Exportação estadual de industrializados continua em queda e redução chega a 22% no ano

A receita com as exportações de produtos industrializados de Mato Grosso do Sul continua em queda e redução chega a 22% nos primeiros sete meses deste ano em relação ao mesmo período do ano passado, diminuindo de US$ 2,17 bilhões para US$ 1,69 bilhão, conforme levantamento do Radar Industrial da Fiems.

De janeiro a julho de 2015 as maiores reduções ocorreram nos grupos “Extrativo Mineral”, “Complexo Frigorífico”, “Couros e Peles”, “Óleos Vegetais”, “Papel e Celulose” e “Alimentos e Bebidas”, que registraram, no comparativo com igual período de 2014, diminuição das receitas equivalentes a US$ 208,5 milhões, US$ 198,1 milhões, US$ 45,1 milhões, US$ 40,3 milhões, US$ 12,6 milhões e US$ 2,1 milhões, respectivamente, totalizando uma queda superior a US$ 506 milhões.

Segundo o coordenador da Unidade de Economia, Estudos e Pesquisas da Fiems, Ezequiel Resende, quanto à participação relativa do setor industrial sobre tudo o que foi exportado por Mato Grosso do Sul no acumulado do ano chegou a 58%. “Com receita equivalente a US$ 266,1 milhões, julho de 2015, registrou o pior resultado para o mês dos últimos quatro anos da série histórica da exportação de produtos industriais de Mato Grosso do Sul”, pontuou, informando que, em relação ao volume, no acumulado do ano, a queda foi de 13%.

Detalhamento

No período de janeiro a julho deste ano, 97,7% da receita total das vendas sul-mato-grossenses de produtos industriais ao exterior ficou concentrada, basicamente, nos grupos “Papel e Celulose”, “Complexo Frigorífico”, “Açúcar e Etanol”, “Extrativo Mineral”, “Óleos Vegetais”, “Couros e Peles” e “Alimentos e Bebidas”. A receita de exportação do grupo “Papel e Celulose” totalizou US$ 621,3 milhões, indicando queda de 2% sobre igual período de 2014, quando as vendas foram de US$ 633,9 milhões.

O resultado verificado teve como principal influência a diminuição das aquisições em importantes mercados compradores da celulose sul-mato-grossense, com destaque para a Holanda, Estados Unidos e Coreia do Sul que, somados, compraram US$ 43,2 milhões a menos, quando comparado com igual período do ano passado. Bem como, na mesma comparação, pela redução de 10% do preço médio da tonelada da celulose.

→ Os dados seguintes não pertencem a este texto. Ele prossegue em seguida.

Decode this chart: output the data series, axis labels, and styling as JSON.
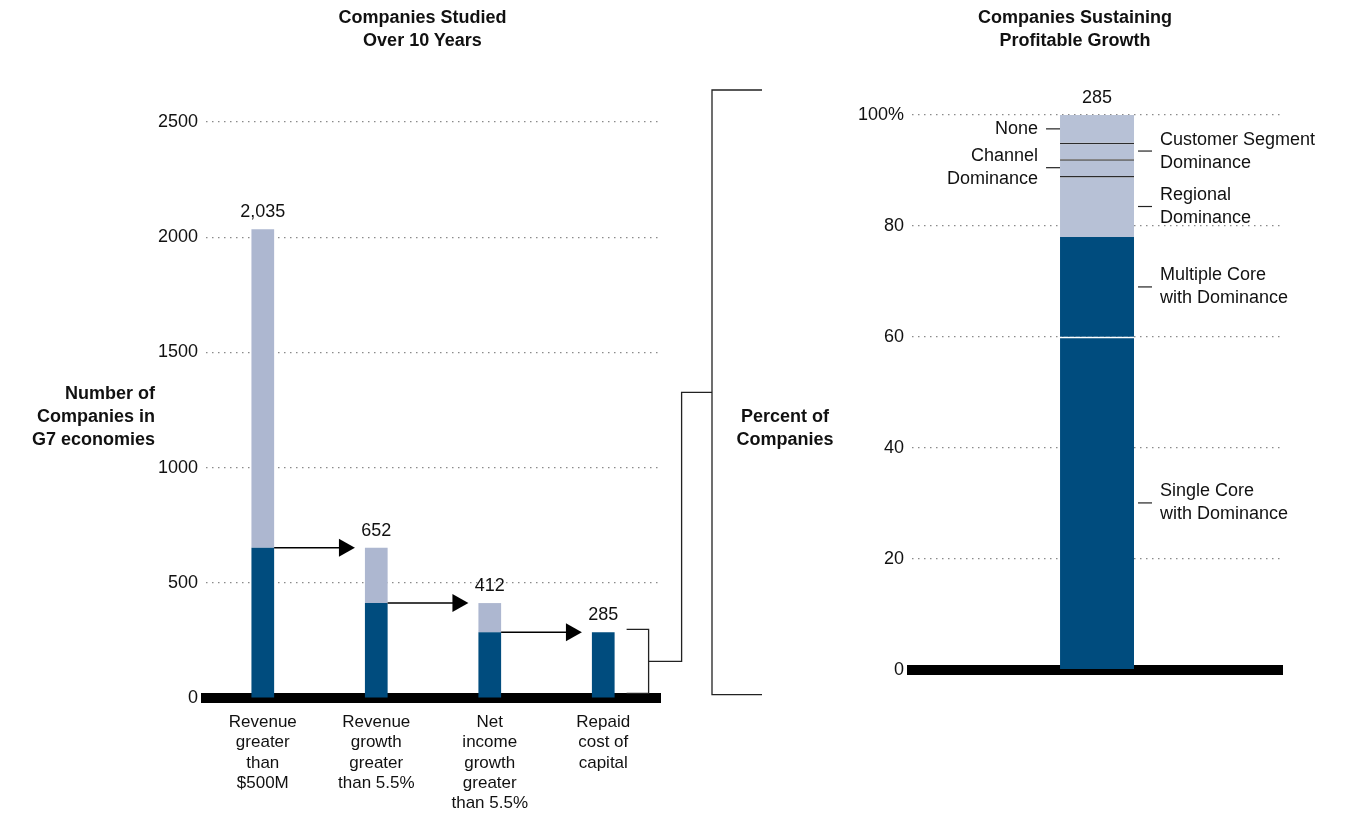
{
  "chart_data": [
    {
      "type": "bar",
      "title": "Companies Studied Over 10 Years",
      "ylabel": "Number of Companies in G7 economies",
      "categories": [
        "Revenue greater than $500M",
        "Revenue growth greater than 5.5%",
        "Net income growth greater than 5.5%",
        "Repaid cost of capital"
      ],
      "stacked": true,
      "series": [
        {
          "color": "#004c7e",
          "values": [
            652,
            412,
            285,
            285
          ]
        },
        {
          "color": "#adb7d0",
          "values": [
            1383,
            240,
            127,
            0
          ]
        }
      ],
      "totals": [
        "2,035",
        "652",
        "412",
        "285"
      ],
      "ylim": [
        0,
        2500
      ],
      "yticks": [
        0,
        500,
        1000,
        1500,
        2000,
        2500
      ],
      "grid": "y"
    },
    {
      "type": "bar",
      "title": "Companies Sustaining Profitable Growth",
      "ylabel": "Percent of Companies",
      "categories": [
        null
      ],
      "stacked": true,
      "series": [
        {
          "name": "Single Core with Dominance",
          "color": "#004c7e",
          "values": [
            60
          ]
        },
        {
          "name": "Multiple Core with Dominance",
          "color": "#004c7e",
          "values": [
            18
          ]
        },
        {
          "name": "Regional Dominance",
          "color": "#b7c1d6",
          "values": [
            11
          ]
        },
        {
          "name": "Channel Dominance",
          "color": "#b7c1d6",
          "values": [
            3
          ]
        },
        {
          "name": "Customer Segment Dominance",
          "color": "#b7c1d6",
          "values": [
            3
          ]
        },
        {
          "name": "None",
          "color": "#b7c1d6",
          "values": [
            5
          ]
        }
      ],
      "annotations": [
        {
          "text": "285",
          "y": 100
        }
      ],
      "ylim": [
        0,
        100
      ],
      "yticks": [
        0,
        20,
        40,
        60,
        80,
        {
          "value": 100,
          "label": "100%"
        }
      ],
      "grid": "y"
    }
  ]
}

No “Complexo Frigorífico”, a receita de exportação alcançou o equivalente a US$ 509,4 milhões, apontando queda de 28% sobre igual período do ano anterior, quando a receita foi de US$ 707,5 milhões. A redução observada se deu, principalmente, por conta da forte diminuição das compras em importantes mercados para as carnes de Mato Grosso do Sul, com maior peso para a Rússia, que sozinha foi responsável por uma redução superior a US$ 176,6 milhões.

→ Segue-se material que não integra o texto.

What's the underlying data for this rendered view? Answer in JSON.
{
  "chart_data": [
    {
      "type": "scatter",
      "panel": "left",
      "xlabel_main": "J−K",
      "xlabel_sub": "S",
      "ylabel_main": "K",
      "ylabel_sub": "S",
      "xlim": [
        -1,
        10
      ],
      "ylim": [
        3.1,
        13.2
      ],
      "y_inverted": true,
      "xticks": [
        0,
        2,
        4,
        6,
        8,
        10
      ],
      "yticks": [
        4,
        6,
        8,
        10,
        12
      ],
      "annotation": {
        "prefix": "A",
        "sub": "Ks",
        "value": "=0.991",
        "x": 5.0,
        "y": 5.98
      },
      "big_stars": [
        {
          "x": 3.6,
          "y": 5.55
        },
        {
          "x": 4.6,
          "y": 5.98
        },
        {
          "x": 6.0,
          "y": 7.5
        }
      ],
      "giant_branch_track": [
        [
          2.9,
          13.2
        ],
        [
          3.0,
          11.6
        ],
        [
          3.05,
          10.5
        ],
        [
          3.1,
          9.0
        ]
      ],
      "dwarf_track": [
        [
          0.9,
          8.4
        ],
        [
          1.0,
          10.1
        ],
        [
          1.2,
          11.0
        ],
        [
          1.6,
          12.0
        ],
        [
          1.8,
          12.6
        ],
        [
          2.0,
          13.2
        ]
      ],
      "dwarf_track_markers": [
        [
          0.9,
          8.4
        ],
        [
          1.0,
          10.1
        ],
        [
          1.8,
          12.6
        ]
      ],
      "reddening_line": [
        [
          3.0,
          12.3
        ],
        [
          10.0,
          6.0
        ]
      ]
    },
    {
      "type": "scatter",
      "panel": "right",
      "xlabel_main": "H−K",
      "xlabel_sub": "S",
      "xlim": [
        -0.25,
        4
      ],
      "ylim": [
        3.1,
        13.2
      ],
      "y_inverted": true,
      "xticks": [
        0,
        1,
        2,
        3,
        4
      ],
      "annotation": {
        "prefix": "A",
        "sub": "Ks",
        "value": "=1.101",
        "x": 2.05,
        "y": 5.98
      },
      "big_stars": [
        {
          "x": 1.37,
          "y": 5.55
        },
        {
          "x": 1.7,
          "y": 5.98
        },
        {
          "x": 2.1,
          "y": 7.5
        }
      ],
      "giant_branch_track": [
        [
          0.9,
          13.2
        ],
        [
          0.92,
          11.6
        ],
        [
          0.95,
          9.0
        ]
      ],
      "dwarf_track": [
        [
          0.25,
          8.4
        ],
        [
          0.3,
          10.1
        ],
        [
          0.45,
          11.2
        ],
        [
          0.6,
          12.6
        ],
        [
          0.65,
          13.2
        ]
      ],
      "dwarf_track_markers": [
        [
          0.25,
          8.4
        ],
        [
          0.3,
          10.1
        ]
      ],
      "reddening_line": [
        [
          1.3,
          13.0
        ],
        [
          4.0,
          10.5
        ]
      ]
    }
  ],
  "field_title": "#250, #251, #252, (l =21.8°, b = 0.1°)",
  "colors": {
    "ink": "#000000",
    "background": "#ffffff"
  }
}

Na sequência, na mesma condição, aparecem Hong Kong, Japão, Holanda, Arábia Saudita, Venezuela e Chile com menos US$ 40,2 milhões, US$ 8,3 milhões, US$ 6,1 milhões, US$ 5,50 milhões, US$ 4,40 milhões e US$ 3,10 milhões, respectivamente. Quanto ao grupo “Extrativo Mineral” a receita de exportação alcançou o equivalente a US$ 120,8 milhões, indicando recuo de 63,3% sobre igual período de 2014, quando as vendas foram de US$ 329,3 milhões.

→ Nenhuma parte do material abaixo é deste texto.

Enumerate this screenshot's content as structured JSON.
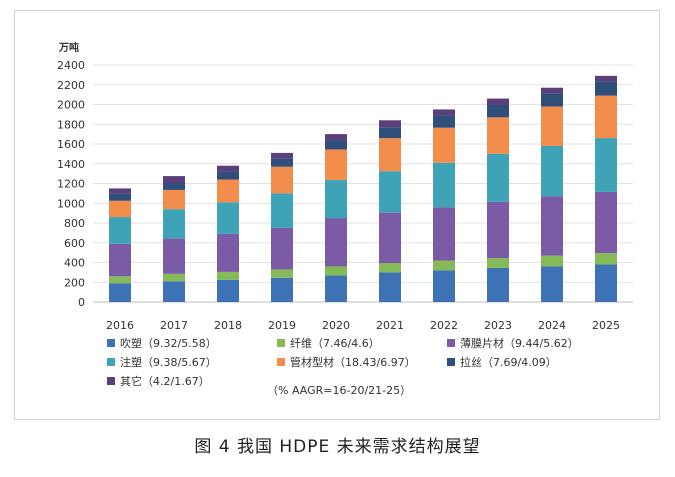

Resultado fortemente influenciado pela queda de 55% no preço médio da tonelada do minério de ferro, bem como pela redução de 31% no volume comercializado do produto. Em valores, o preço médio da tonelada caiu de US$ 77,3 em 2014 para US$ 34,5 em 2015, enquanto em relação ao volume o total vendido em 2015, até o momento, alcançou o equivalente a 2,7 milhões de toneladas, contra 3,92 milhões de toneladas no mesmo período do ano passado. Por fim, os minérios exportados por Mato Grosso do Sul tiveram a Argentina como principal destino com 98,3% do total ou US$ 118,7 milhões.